FEM subdomains in the membrane region, each characterized by specific effective thermal conductivities λeff and emissivities ε1, ε2. 1: membrane, 2: membrane + Ti/Au film, 3: membrane + Bi heating film, 4: membrane + Ti/Au film + Bi heating film, 5: membrane + Bi reference film, 6: membrane + Ti/Au film + Bi reference film.

Figure 15.

Simulated three-dimensional temperature profile in the membrane region for a microchip operating in high vacuum (pressure p < 10−5 mbar) with a thin-film heater 0.2 mm distant from the gap and a heating power density of 28 W/mm3, indicating temperature differences ∆T> 10 K for the nanowire and reference film, respectively.

Simulations were performed for microchips applied both in high vacuum and at atmospheric pressure. Heat losses by convection can be neglected for measurements in high vacuum at pressures p< 10−5 mbar.
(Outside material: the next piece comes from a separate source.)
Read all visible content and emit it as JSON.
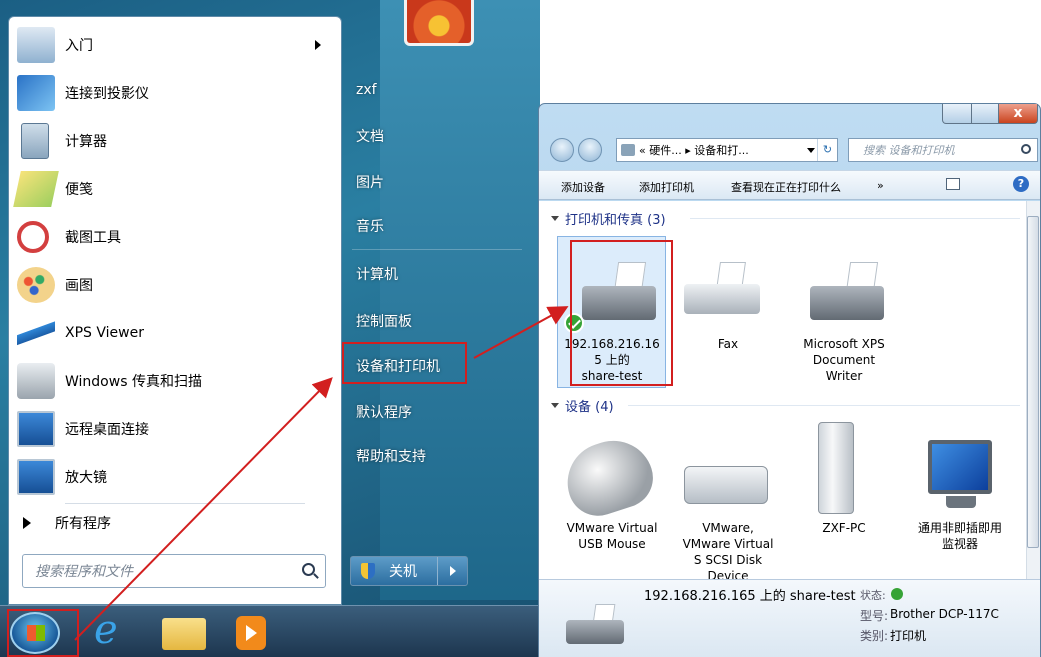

Convective heat losses in atmospheric air are simulated by using a heat transfer coefficient α = 6.4 W/m2K. The temperature differences ∆T at the gaps between the contact pairs depend on the heating power density Q and on the distance between gap and thin-film heater. Figure 15 demonstrates the 3-dimensional temperature profile in the membrane region for a microchip with a thin-film heater placed on the back side of the membrane at a distance of 0.2 mm to the gap. A moderate heating power density Q = 28 W/mm³ generates temperature differences of ΔT> 10 K between the nanowire contacts for operation in high vacuum as well as at atmospheric pressure. A nearly identical temperature difference can be achieved between the contact pairs for the Seebeck reference film (200 nm Bi), because of its small thermal conductance.
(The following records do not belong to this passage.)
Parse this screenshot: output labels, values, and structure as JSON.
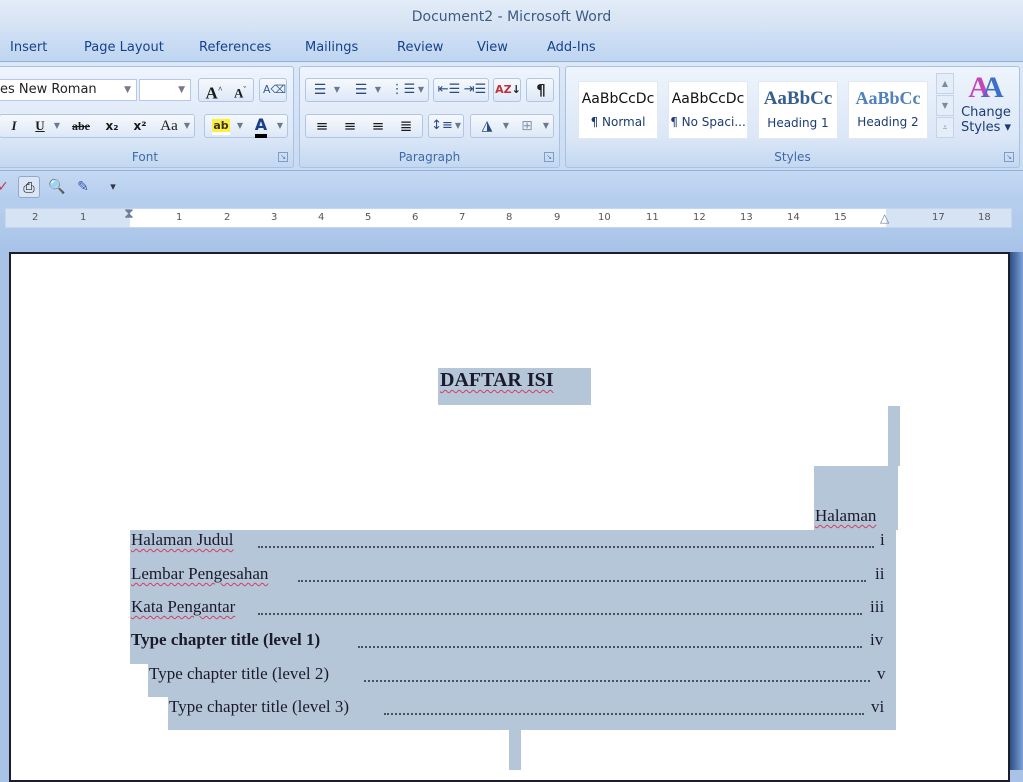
{
  "window": {
    "title": "Document2 - Microsoft Word"
  },
  "tabs": [
    {
      "label": "Insert"
    },
    {
      "label": "Page Layout"
    },
    {
      "label": "References"
    },
    {
      "label": "Mailings"
    },
    {
      "label": "Review"
    },
    {
      "label": "View"
    },
    {
      "label": "Add-Ins"
    }
  ],
  "ribbon": {
    "font": {
      "label": "Font",
      "font_name": "es New Roman",
      "font_size": "",
      "grow_font": "A",
      "shrink_font": "A",
      "italic": "I",
      "underline": "U",
      "strikethrough": "abe",
      "subscript": "x₂",
      "superscript": "x²",
      "change_case": "Aa",
      "highlight": "ab",
      "font_color": "A"
    },
    "paragraph": {
      "label": "Paragraph",
      "show_marks": "¶"
    },
    "styles": {
      "label": "Styles",
      "items": [
        {
          "sample": "AaBbCcDc",
          "name": "¶ Normal"
        },
        {
          "sample": "AaBbCcDc",
          "name": "¶ No Spaci..."
        },
        {
          "sample": "AaBbCc",
          "name": "Heading 1"
        },
        {
          "sample": "AaBbCc",
          "name": "Heading 2"
        }
      ],
      "change_styles_line1": "Change",
      "change_styles_line2": "Styles ▾"
    }
  },
  "ruler": {
    "ticks": [
      "2",
      "1",
      "1",
      "2",
      "3",
      "4",
      "5",
      "6",
      "7",
      "8",
      "9",
      "10",
      "11",
      "12",
      "13",
      "14",
      "15",
      "17",
      "18"
    ]
  },
  "document": {
    "title": "DAFTAR ISI",
    "page_header": "Halaman",
    "toc": [
      {
        "text": "Halaman Judul",
        "page": "i",
        "level": 0,
        "bold": false
      },
      {
        "text": "Lembar Pengesahan",
        "page": "ii",
        "level": 0,
        "bold": false
      },
      {
        "text": "Kata Pengantar",
        "page": "iii",
        "level": 0,
        "bold": false
      },
      {
        "text": "Type chapter title (level 1)",
        "page": "iv",
        "level": 1,
        "bold": true
      },
      {
        "text": "Type chapter title (level 2)",
        "page": "v",
        "level": 2,
        "bold": false
      },
      {
        "text": "Type chapter title (level 3)",
        "page": "vi",
        "level": 3,
        "bold": false
      }
    ]
  },
  "colors": {
    "selection": "#b6c6d9",
    "ribbon_text": "#15428b"
  }
}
4.3. Seebeck coefficient results

First experimental investigations of the Seebeck coefficient were performed on nano-granular (W)-FEBID lines (Voelklein et al., 2010). Nano-granular metals may be promising thermoelectric materials because of the expected reduction of thermal conductivity. Therefore, their thermopower has been investigated with respect to thermoelectric applications. A typical FEBID layer is shown in figure 5. For Seebeck effect measurements nano-granular W-FEBID lines (length: 13 μm, thickness: 300 nm, width: 1.2 μm) are deposited between the Ti/Au contact pads of the chip. Applying a voltage of 20 mV to a thin-film heater of 50 Ω, a temperature difference of a few Kelvin is generated at the gap. By increasing the heating power, a linear increase of the thermoelectric voltage has been observed (figure 16). The Seebeck coefficient is calculated using the slope of the thermoelectric voltage as function of temperature difference. A small Seebeck coefficient S N S C = − 8.1 μV/K has been determined for nano-granular W-FEBID with a metal content of about 22 at.% at room temperature, where S C denotes the Seebeck coefficient of the contact material (- 0.4 µV/K).

Figure 16.

Thermoelectric voltage U th as function of temperature difference ΔT for a nano-granular W-FEBID layer (thickness: 300 nm, width: 1.2 µm, length: 13 µm) with a metal content of about 22 at.% at room temperature

Figure 17 shows the thermoelectric voltage U th as function of the temperature difference ΔT measured on a single Bi2Te3 nanowire at various ambient temperatures. The Seebeck coefficient decreases with decreasing temperature in the observed temperature range. Figure 18 indicates the Seebeck coefficient of a 200 nm diameter Bi0.9Sb0.1 nanowire in a temperature range from 80 K to 300 K. The measured Seebeck coefficient of −95 ± 5 μV/K at room temperature is close to the value reported for Bi1-xSbx thin films with an antimony content of about 10 at.% (Cho et al., 2000; Liu et al., 2007), as expected for nanowires with these dimensions.

Figure 17.

Thermoelectric voltage U th as function of temperature difference ΔT for a Bi2Te3 nanowire (d: 180 nm, l: 18 µm) at different ambient temperatures

Figure 18.

Seebeck coefficient of a 200 nm diameter Bi0.9Sb0.1 nanowire in the temperature range from 80 K to 300 K. Data points indicate measured values during continuous temperature increase (filled triangles) and decrease (empty triangles).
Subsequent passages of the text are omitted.